L'Affaire Crazy Capo est un petit polar français de 1973 produit par Sergio Gobi qui est totalement tombé dans l'oubli et qui effectivement ne propose rien qui soit à même de marquer profondément les esprits. Le film est la toute première réalisation de Patrick Jamain qui ensuite se tournera vers la télévision pour ne revenir sur grand écran que 12 ans plus tard avec un second et dernier long métrage, Lune de Miel avec Nathalie Baye. Si le film n'est pas désagréable à suivre c'est essentiellement pour son ambiance seventies et son casting car pour le reste on a surtout la sensation d'un joli potentiel jamais exploité à sa pleine valeur.
L'Affaire Crazy Capo nous raconte donc l’histoire de Jean Diserens homme d'affaire a priori tout ce qu'il y-a de plus respectable mais mouillé jusqu'au cou dans le trafic de drogue. Quand il décide d'étendre son empreinte et son empire en vendant toujours plus avec de nouveaux partenaires internationaux il doit faire face à la réticence de son supérieur et parrain local Joseph Marchesi dit Crazy Capo. Diserens décide alors de supprimer Crazy Capo avec l'aval et l'aide de son propre fils, provocant alors une série de meurtres et règlements de compte pour prendre le leadership de la pègre.
L'affaire Crazy Capo est donc un polar qui baigne dans une ambiance de film de maffia à la française (Le Parrain est sorti un an auparavant) avec de nombreux ingrédients qui aurait pu en faire un bon film mais qui malheureusement ne seront jamais vraiment développés à l'écran. L'opposition entre les vieux gangsters avec certaines valeurs et les nouveaux délinquants en col blanc prêts à tout pour étendre leur empire comme des capitaines d'industries, les aspects psychologiques et dramatiques d'une guerre de successions poussant les alliés d'hier à s’entre-tuer, l'enquête policière mené par un flic flegmatique … Cela suffisait déjà à faire un bon petit film à condition bien sur de venir étoffer l'écriture des personnages et leurs liens pour que l'on comprenne à minima les enjeux dramatiques qui viendront les opposer. Car dans L'Affaire Crazy Capo on se retrouve assez vite à regarder une succession de régalements de compte et de meurtres dont on se moque un peu tant ils n'ont jamais le moindre impact dramatique ni enjeux émotionnels pour les spectateurs. La seule et unique relation un peu développé entre les personnages reste les troubles liens qui unissent Jean Diserens (Maurice Ronet) et le fils de Crazy Capo (Antonio Cantafora) entre relation père/fils et troubles amoureux avec l'homosexualité du personnage interprété par Maurice Ronet. Pour le reste malheureusement tout semble terriblement désincarné et ce 'est pas la mise en scène peu inspiré de Patrick Jamain qui permet de simplement se contenter des scènes d'actions à l'image d'une à priori spectaculaire évasion de prison à l'aide d'un hélicoptère que l'on regarde avec le même enthousiasme grisant qu'une scène de dialogue. On aurait aussi aimé que le rôle du flic soit plus important et apporte là aussi une petite tension dramatique supplémentaire, mais l'enquête semble bien trop pépère et tranquille pour venir ajouter un peu de piment à l'ensemble.
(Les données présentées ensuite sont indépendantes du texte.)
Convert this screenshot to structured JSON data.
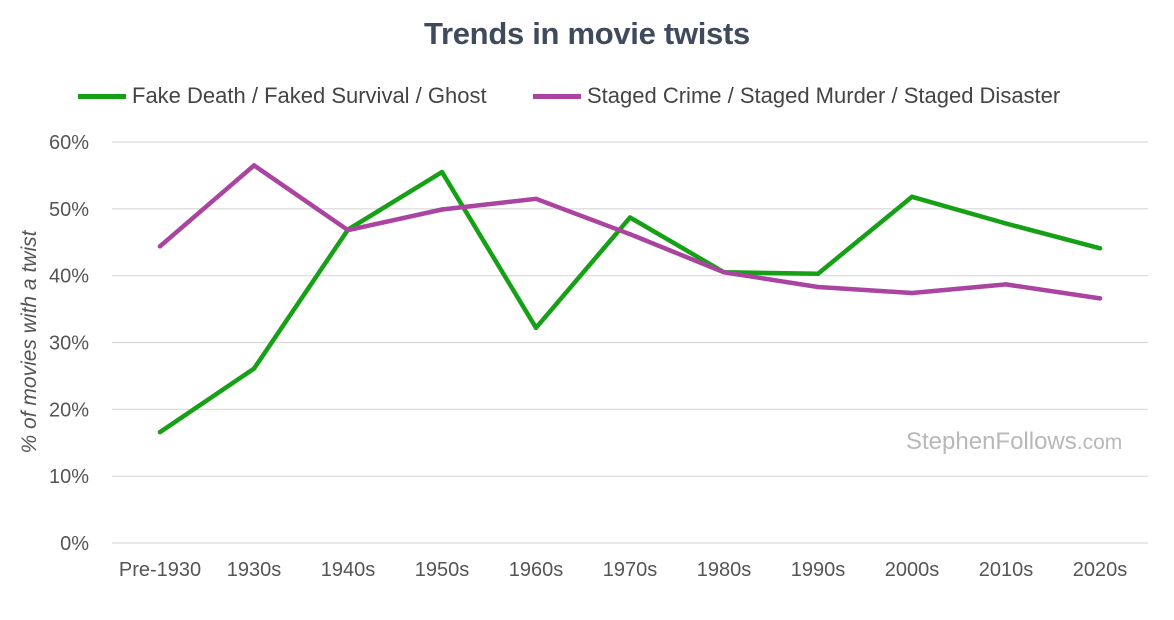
{
  "chart_data": {
    "type": "line",
    "title": "Trends in movie twists",
    "ylabel": "% of movies with a twist",
    "xlabel": "",
    "categories": [
      "Pre-1930",
      "1930s",
      "1940s",
      "1950s",
      "1960s",
      "1970s",
      "1980s",
      "1990s",
      "2000s",
      "2010s",
      "2020s"
    ],
    "ylim": [
      0,
      60
    ],
    "yticks": [
      0,
      10,
      20,
      30,
      40,
      50,
      60
    ],
    "ytick_labels": [
      "0%",
      "10%",
      "20%",
      "30%",
      "40%",
      "50%",
      "60%"
    ],
    "grid": true,
    "legend_position": "top",
    "series": [
      {
        "name": "Fake Death / Faked Survival / Ghost",
        "color": "#16a016",
        "values": [
          16.6,
          26.1,
          46.9,
          55.5,
          32.2,
          48.7,
          40.5,
          40.3,
          51.8,
          47.8,
          44.1
        ]
      },
      {
        "name": "Staged Crime / Staged Murder / Staged Disaster",
        "color": "#aa44a0",
        "values": [
          44.4,
          56.5,
          46.8,
          49.9,
          51.5,
          46.2,
          40.5,
          38.3,
          37.4,
          38.7,
          36.6
        ]
      }
    ]
  },
  "watermark": {
    "name": "StephenFollows",
    "domain": ".com"
  }
}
On se contentera donc du plaisir d'un très bon casting avec pour commencer Maurice Ronet impeccable en homme d'affaire dur et froid comme la glace et ses quelques failles sentimentales vis à vis du jeune homme qu'il prend sous son aile. Bien qu'il n'est pas grand chose à défendre Jean Pierre Marielle est excellent dans son rôle de flic un peu dépassé par les événements et l'on retrouve également au casting Alice Saprich en tenancière de bordel, Jean Servais dans le rôle de Crazy Capo et cette bonne trogne de faux cul de Michel Peyrelon dans forcément un rôle de traître un peu misérable. Si globalement le film ne marque pas durablement les esprits quelques scènes restent assez réussies comme ce règlement de compte lors d'une partie de chasse au bord d'un étang brumeux (ambiance La Traque), la confrontation entre Maurice Ronet et Jean, Pierre Marielle lors d'un interrogatoire et Antonio Cantafora explorant le grenier de son père Crazy Capo et découvrant les souvenirs de son passé de clown dans un joli moment de nostalgie appuyé par la partition de Vladimir Cosma.
On va se dire que L'Affaire Crazy Capo aurait sans aucun doute trouvé une toute autre dimension avec une écriture plus fouillé et une mise en scène un peu plus à la hauteur d'enjeux dramatiques plus importants et complexes. En l'état L'Affaire Crazy Capo reste un bon petit polar à redécouvrir à défaut de devoir être réhabiliter de toute urgence.